Sonntag, 26.10.2008 – Kisantu

Freiluft-Glotze Nach einer Nacht im Tiefschlaf, kein Wunder nach dem gestrigen Tag, werden wir durch allerlei Aktivitäten draussen geweckt. Gut gesicherte Grundstücke Unser Standplatz gleich bei der Einfahrt und neben der Rezeption ist natürlich der verkehrsreichste im “Centre d’ acceuil“ und die Wachmänner sitzen bereits wieder vor dem auf grosse Lautstärke gestellten Fernseher, den sie draussen aufgestellt haben. Wir laben uns, da Sonntag, wieder einmal an Rühreiern und nehmen es gemütlich. Es ist bereits Mittag vorbei als wir uns in das Strassengewirr Kinshasas stürzen, aber dank GPS und digitalisierter Karten auf dem Laptop finden wir den Weg aus der Stadt ohne Probleme. Wohnhaus in Kinshasa Wir fahren an vielen stark gesicherten Gebäudekomplexen von irgendwelchen UN- und sonstigen Organisationen vorbei, aber sonst macht die Stadt einen ganz normalen Eindruck, mit vielen Geschäften, Bäckereien und mehrstöckigen Gebäuden, in denen wir allerdings nicht unbedingt wohnen möchten. Dank Wochenende herrscht wenig Verkehr und erst in den Vorstädten, bei den Busbahnhöfen und Märkten, entsteht ab und zu ein kleiner Stau. Auf einem Markt machen wir wieder einen Grosseinkauf, denn das Angebot ist so vielfältig, dass wir zum ersten Mal seit langem sogar wieder Zucchetti kaufen können. Zwischen Kinshasa und Kasangulu Die weitere Fahrt führt uns weg vom Kongo-Fluss auf eine wellige Hochebene, auf der die Strasse meist in aussichtsreicher Lage verläuft. Die Landschaft selbst sieht recht intensiv genutzt aus, ist von daher keine grosse Augenweide. In Kisantu suchen wir die katholische Mission auf. Gewittrige Abendstimmung im riesiegen Gelände der Mission von Kisantu Diese liegt auf einem Hügel und umfasst ein riesiges Gelände auf dem eine imposante, überdimensioniert scheinende Kirche steht. Wir dürfen hier Übernachten, aber das Ansinnen scheitert wieder einmal an einem Beton-Torbogen, der für unser MGD nicht hoch genug ist. Man findet dann in einer anderen Ecke des Geländes einen gemauerten Hof, in dem einige Fahrzeuge der Mission stehen, wo wir uns hinstellen können. Hier wohnen einige Priester und wir können die Dusche in einem zum Abstellplatz umfunktionierten Zimmer benützen. Inzwischen neigt sich der Tag seinem Ende entgegen und wir kochen uns aus dem grossen Stück Rindfleisch, das wir in Brazzaville gekauft haben ein Voressen “M’hamid“. Für einmal haben wir wieder alle Zutaten für das Original-Rezept aus Marokko und es schmeckt richtig fein.

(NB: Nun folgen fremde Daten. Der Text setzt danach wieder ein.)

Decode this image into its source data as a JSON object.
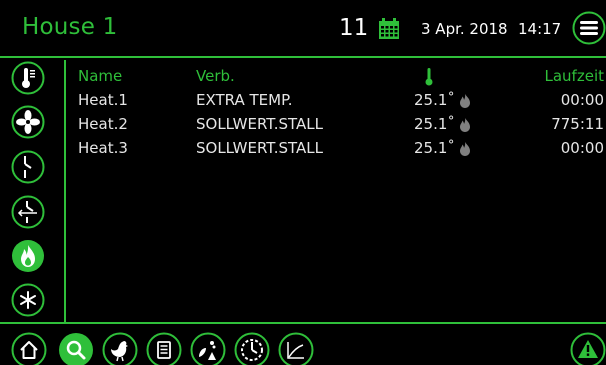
{
  "header": {
    "title": "House 1",
    "day_number": "11",
    "date": "3 Apr. 2018",
    "time": "14:17"
  },
  "table": {
    "columns": {
      "name": "Name",
      "verb": "Verb.",
      "laufzeit": "Laufzeit"
    },
    "rows": [
      {
        "name": "Heat.1",
        "verb": "EXTRA TEMP.",
        "temp": "25.1˚",
        "laufzeit": "00:00"
      },
      {
        "name": "Heat.2",
        "verb": "SOLLWERT.STALL",
        "temp": "25.1˚",
        "laufzeit": "775:11"
      },
      {
        "name": "Heat.3",
        "verb": "SOLLWERT.STALL",
        "temp": "25.1˚",
        "laufzeit": "00:00"
      }
    ]
  },
  "icons": {
    "calendar": "calendar-icon",
    "menu": "hamburger-menu-icon",
    "thermometer": "thermometer-icon",
    "fan": "fan-icon",
    "inlet": "inlet-icon",
    "ventilation": "ventilation-icon",
    "flame": "flame-icon",
    "snowflake": "snowflake-icon",
    "home": "home-icon",
    "search": "search-icon",
    "hen": "hen-icon",
    "document": "document-icon",
    "feed": "feed-icon",
    "clock": "clock-icon",
    "graph": "graph-icon",
    "alarm": "alarm-icon"
  },
  "colors": {
    "accent": "#2fbf3a",
    "background": "#000000",
    "text": "#e6e6e6"
  }
}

Montag, 27.10.2008 – Kisantu

Heute wollten wir eigentlich den in Brazzaville sausen gelassenen Waschtag nachholen. Aber es kommt wie es kommen musste, um acht Uhr beginnt es intensiv zu regnen. Wir können es also, einmal mehr, gemütlich nehmen, denn zum Weiterfahren sind wir auch nicht aufgelegt. Statt dessen macht Isabella aus den gestern in Kinshasa gekauften Ananas-Mangos, die leider noch nicht so richtig reif sind, und mit etwas Ingwer vier Gläser Konfitüre. Thomas macht sich dann ans Aufräumen in der Küche und nach dem Verzehr algerischer Datteln und einiger Kokosmakrönchen mit Kaffee ist, nachdem der Regen aufgehört hat, doch noch eine Runde waschen angesagt. Die Wäsche trocknet aber in den drei Stunden bis zum Sonnenuntergang so gut wie überhaupt nicht und muss darum in unser MGD gezügelt werden. Während des “nicht-trocknens“ verarbeiten wir den Rest des Fleisches zu Hack und Isabella brät schon mal die Hackplätzchen für morgen. Thomas geht derweil in die zweite Runde Küche aufräumen. Nach der obligaten Dusche ist auch schon wieder das Nachtessen angesagt. Und was macht die Küchenchefin wohl aus dem anderen Teil Hackfleisch? Als Tipp sei verraten: Hörnli gehören dazu... Da aller guten Dinge drei sind gibt Thomas nochmals den Casserolier, in verdankenswerter Weise unterstützt durch Isabella.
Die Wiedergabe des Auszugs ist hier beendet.